Originally Posted by lolita
We are communicating, but talking with him is different than talking with people that have been, or are in my situation. Which is why I am here.
Slowly...how long does it take to adjust to this?
Differs from person to person, like most everything on relationships. Sadly, there's no "rule".
Peaches seemed to adjust to this in less than an hour. I got a little bit of competitive jaleousy from him, but nothing that was harmfull to the relationship or even bothered me at all. Me, It took me a few weeks to warp my head around the idea that MAYBE he would be someone else. This with me being poly too, and sharing his views and feelings. Terrified me at first.
CC, my new partner, needs to take things slowly. It's been trhee months into our relationship now, and we're still adjusting, he's still getting over jaleousy and feelings of being "the second" or of intruding on my relationship with Peaches somehow.
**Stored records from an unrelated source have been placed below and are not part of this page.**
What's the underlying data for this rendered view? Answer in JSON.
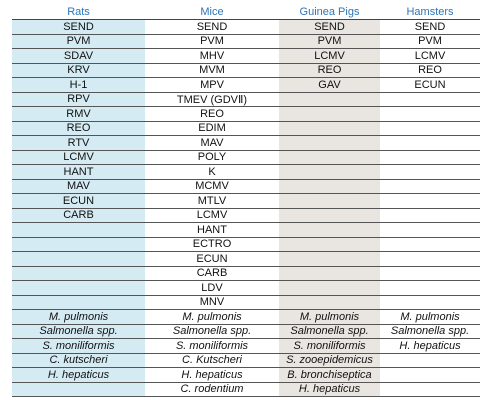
{
  "table": {
    "columns": [
      {
        "header": "Rats",
        "agents": [
          "SEND",
          "PVM",
          "SDAV",
          "KRV",
          "H-1",
          "RPV",
          "RMV",
          "REO",
          "RTV",
          "LCMV",
          "HANT",
          "MAV",
          "ECUN",
          "CARB"
        ],
        "bacteria": [
          "M. pulmonis",
          "Salmonella spp.",
          "S. moniliformis",
          "C. kutscheri",
          "H. hepaticus"
        ]
      },
      {
        "header": "Mice",
        "agents": [
          "SEND",
          "PVM",
          "MHV",
          "MVM",
          "MPV",
          "TMEV (GDVⅡ)",
          "REO",
          "EDIM",
          "MAV",
          "POLY",
          "K",
          "MCMV",
          "MTLV",
          "LCMV",
          "HANT",
          "ECTRO",
          "ECUN",
          "CARB",
          "LDV",
          "MNV"
        ],
        "bacteria": [
          "M. pulmonis",
          "Salmonella spp.",
          "S. moniliformis",
          "C. Kutscheri",
          "H. hepaticus",
          "C. rodentium"
        ]
      },
      {
        "header": "Guinea Pigs",
        "agents": [
          "SEND",
          "PVM",
          "LCMV",
          "REO",
          "GAV"
        ],
        "bacteria": [
          "M. pulmonis",
          "Salmonella spp.",
          "S. moniliformis",
          "S. zooepidemicus",
          "B. bronchiseptica",
          "H. hepaticus"
        ]
      },
      {
        "header": "Hamsters",
        "agents": [
          "SEND",
          "PVM",
          "LCMV",
          "REO",
          "ECUN"
        ],
        "bacteria": [
          "M. pulmonis",
          "Salmonella spp.",
          "H. hepaticus"
        ]
      }
    ]
  }
}
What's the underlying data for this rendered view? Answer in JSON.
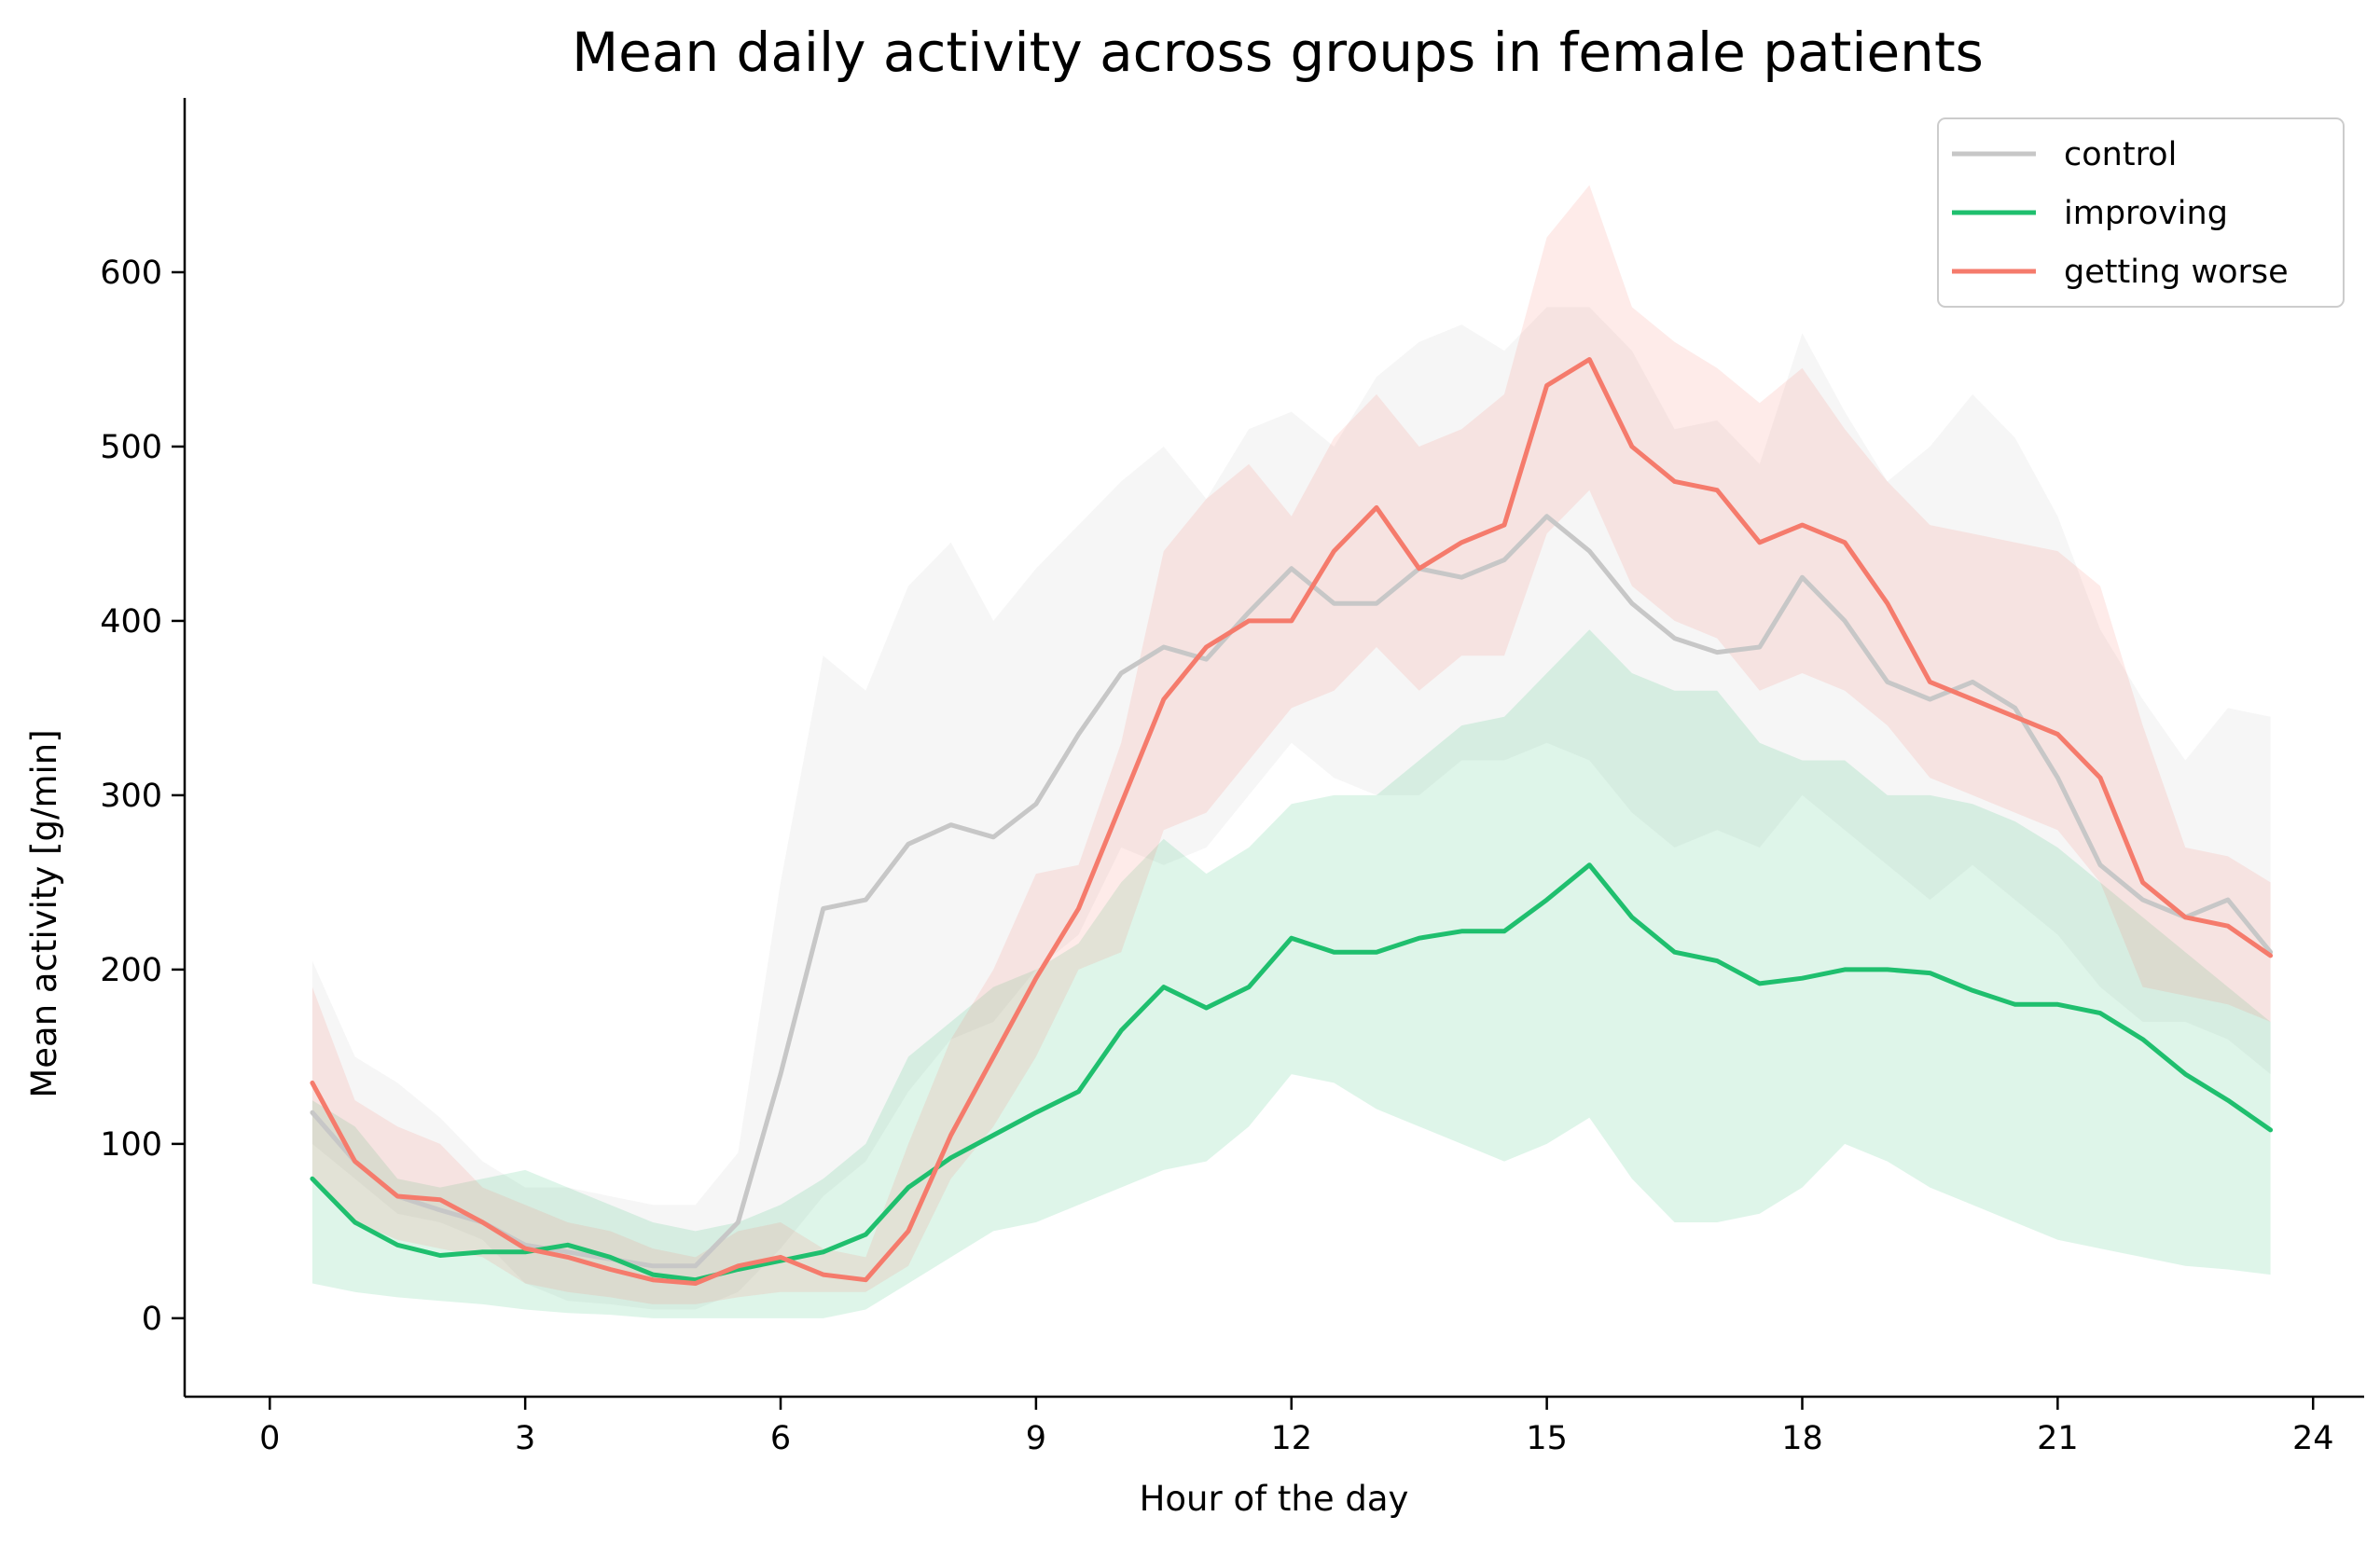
{
  "chart_data": {
    "type": "line",
    "title": "Mean daily activity across groups in female patients",
    "xlabel": "Hour of the day",
    "ylabel": "Mean activity [g/min]",
    "xlim": [
      -1.0,
      24.6
    ],
    "ylim": [
      -45,
      700
    ],
    "xticks": [
      0,
      3,
      6,
      9,
      12,
      15,
      18,
      21,
      24
    ],
    "yticks": [
      0,
      100,
      200,
      300,
      400,
      500,
      600
    ],
    "grid": false,
    "legend_position": "top-right",
    "series": [
      {
        "name": "control",
        "color": "#c7c7c7",
        "x": [
          0.5,
          1.0,
          1.5,
          2.0,
          2.5,
          3.0,
          3.5,
          4.0,
          4.5,
          5.0,
          5.5,
          6.0,
          6.5,
          7.0,
          7.5,
          8.0,
          8.5,
          9.0,
          9.5,
          10.0,
          10.5,
          11.0,
          11.5,
          12.0,
          12.5,
          13.0,
          13.5,
          14.0,
          14.5,
          15.0,
          15.5,
          16.0,
          16.5,
          17.0,
          17.5,
          18.0,
          18.5,
          19.0,
          19.5,
          20.0,
          20.5,
          21.0,
          21.5,
          22.0,
          22.5,
          23.0,
          23.5
        ],
        "y": [
          118,
          90,
          70,
          62,
          55,
          42,
          38,
          34,
          30,
          30,
          55,
          140,
          235,
          240,
          272,
          283,
          276,
          295,
          335,
          370,
          385,
          378,
          405,
          430,
          410,
          410,
          430,
          425,
          435,
          460,
          440,
          410,
          390,
          382,
          385,
          425,
          400,
          365,
          355,
          365,
          350,
          310,
          260,
          240,
          230,
          240,
          210
        ],
        "lower": [
          100,
          80,
          60,
          55,
          45,
          20,
          10,
          8,
          5,
          5,
          15,
          40,
          70,
          90,
          130,
          160,
          170,
          200,
          220,
          270,
          260,
          270,
          300,
          330,
          310,
          300,
          300,
          320,
          320,
          330,
          320,
          290,
          270,
          280,
          270,
          300,
          280,
          260,
          240,
          260,
          240,
          220,
          190,
          170,
          170,
          160,
          140
        ],
        "upper": [
          205,
          150,
          135,
          115,
          90,
          75,
          75,
          70,
          65,
          65,
          95,
          250,
          380,
          360,
          420,
          445,
          400,
          430,
          455,
          480,
          500,
          470,
          510,
          520,
          500,
          540,
          560,
          570,
          555,
          580,
          580,
          555,
          510,
          515,
          490,
          565,
          520,
          480,
          500,
          530,
          505,
          460,
          395,
          355,
          320,
          350,
          345
        ]
      },
      {
        "name": "improving",
        "color": "#1fbf6e",
        "x": [
          0.5,
          1.0,
          1.5,
          2.0,
          2.5,
          3.0,
          3.5,
          4.0,
          4.5,
          5.0,
          5.5,
          6.0,
          6.5,
          7.0,
          7.5,
          8.0,
          8.5,
          9.0,
          9.5,
          10.0,
          10.5,
          11.0,
          11.5,
          12.0,
          12.5,
          13.0,
          13.5,
          14.0,
          14.5,
          15.0,
          15.5,
          16.0,
          16.5,
          17.0,
          17.5,
          18.0,
          18.5,
          19.0,
          19.5,
          20.0,
          20.5,
          21.0,
          21.5,
          22.0,
          22.5,
          23.0,
          23.5
        ],
        "y": [
          80,
          55,
          42,
          36,
          38,
          38,
          42,
          35,
          25,
          22,
          28,
          33,
          38,
          48,
          75,
          92,
          105,
          118,
          130,
          165,
          190,
          178,
          190,
          218,
          210,
          210,
          218,
          222,
          222,
          240,
          260,
          230,
          210,
          205,
          192,
          195,
          200,
          200,
          198,
          188,
          180,
          180,
          175,
          160,
          140,
          125,
          108
        ],
        "lower": [
          20,
          15,
          12,
          10,
          8,
          5,
          3,
          2,
          0,
          0,
          0,
          0,
          0,
          5,
          20,
          35,
          50,
          55,
          65,
          75,
          85,
          90,
          110,
          140,
          135,
          120,
          110,
          100,
          90,
          100,
          115,
          80,
          55,
          55,
          60,
          75,
          100,
          90,
          75,
          65,
          55,
          45,
          40,
          35,
          30,
          28,
          25
        ],
        "upper": [
          125,
          110,
          80,
          75,
          80,
          85,
          75,
          65,
          55,
          50,
          55,
          65,
          80,
          100,
          150,
          170,
          190,
          200,
          215,
          250,
          275,
          255,
          270,
          295,
          300,
          300,
          320,
          340,
          345,
          370,
          395,
          370,
          360,
          360,
          330,
          320,
          320,
          300,
          300,
          295,
          285,
          270,
          250,
          230,
          210,
          190,
          170
        ]
      },
      {
        "name": "getting worse",
        "color": "#f57b6c",
        "x": [
          0.5,
          1.0,
          1.5,
          2.0,
          2.5,
          3.0,
          3.5,
          4.0,
          4.5,
          5.0,
          5.5,
          6.0,
          6.5,
          7.0,
          7.5,
          8.0,
          8.5,
          9.0,
          9.5,
          10.0,
          10.5,
          11.0,
          11.5,
          12.0,
          12.5,
          13.0,
          13.5,
          14.0,
          14.5,
          15.0,
          15.5,
          16.0,
          16.5,
          17.0,
          17.5,
          18.0,
          18.5,
          19.0,
          19.5,
          20.0,
          20.5,
          21.0,
          21.5,
          22.0,
          22.5,
          23.0,
          23.5
        ],
        "y": [
          135,
          90,
          70,
          68,
          55,
          40,
          35,
          28,
          22,
          20,
          30,
          35,
          25,
          22,
          50,
          105,
          150,
          195,
          235,
          295,
          355,
          385,
          400,
          400,
          440,
          465,
          430,
          445,
          455,
          535,
          550,
          500,
          480,
          475,
          445,
          455,
          445,
          410,
          365,
          355,
          345,
          335,
          310,
          250,
          230,
          225,
          208
        ],
        "lower": [
          80,
          55,
          45,
          40,
          35,
          20,
          15,
          12,
          8,
          8,
          12,
          15,
          15,
          15,
          30,
          80,
          110,
          150,
          200,
          210,
          280,
          290,
          320,
          350,
          360,
          385,
          360,
          380,
          380,
          450,
          475,
          420,
          400,
          390,
          360,
          370,
          360,
          340,
          310,
          300,
          290,
          280,
          250,
          190,
          185,
          180,
          170
        ],
        "upper": [
          190,
          125,
          110,
          100,
          75,
          65,
          55,
          50,
          40,
          35,
          50,
          55,
          40,
          35,
          100,
          160,
          200,
          255,
          260,
          330,
          440,
          470,
          490,
          460,
          505,
          530,
          500,
          510,
          530,
          620,
          650,
          580,
          560,
          545,
          525,
          545,
          510,
          480,
          455,
          450,
          445,
          440,
          420,
          340,
          270,
          265,
          250
        ]
      }
    ]
  }
}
If you're comunicating, and you're willing to make this work, you'll get though this. And you'll be through a lot of insecurity and jaleousy that was part of you. Think of it as self-improovment. Helped me a lot to think I'd be a more confident, independent person after I dealt with my insecurities. The relationship working out in the process was a lovely bonus, and a sure thing to happen when both people are happy with themselfs.
And as for wanting to know about everything, I have this little perk too. ^^ I must confess I feel safer if I know what's going on, since I have a WILD imagination. Peaches, on the other hand, likes to hear me describe my dates, but it's not a necessity to him. He says i'm entitled to my privacy if needed be. (He's just awesome. I don't know how he does that.)
So again, no rules. Whatever makes you feel better.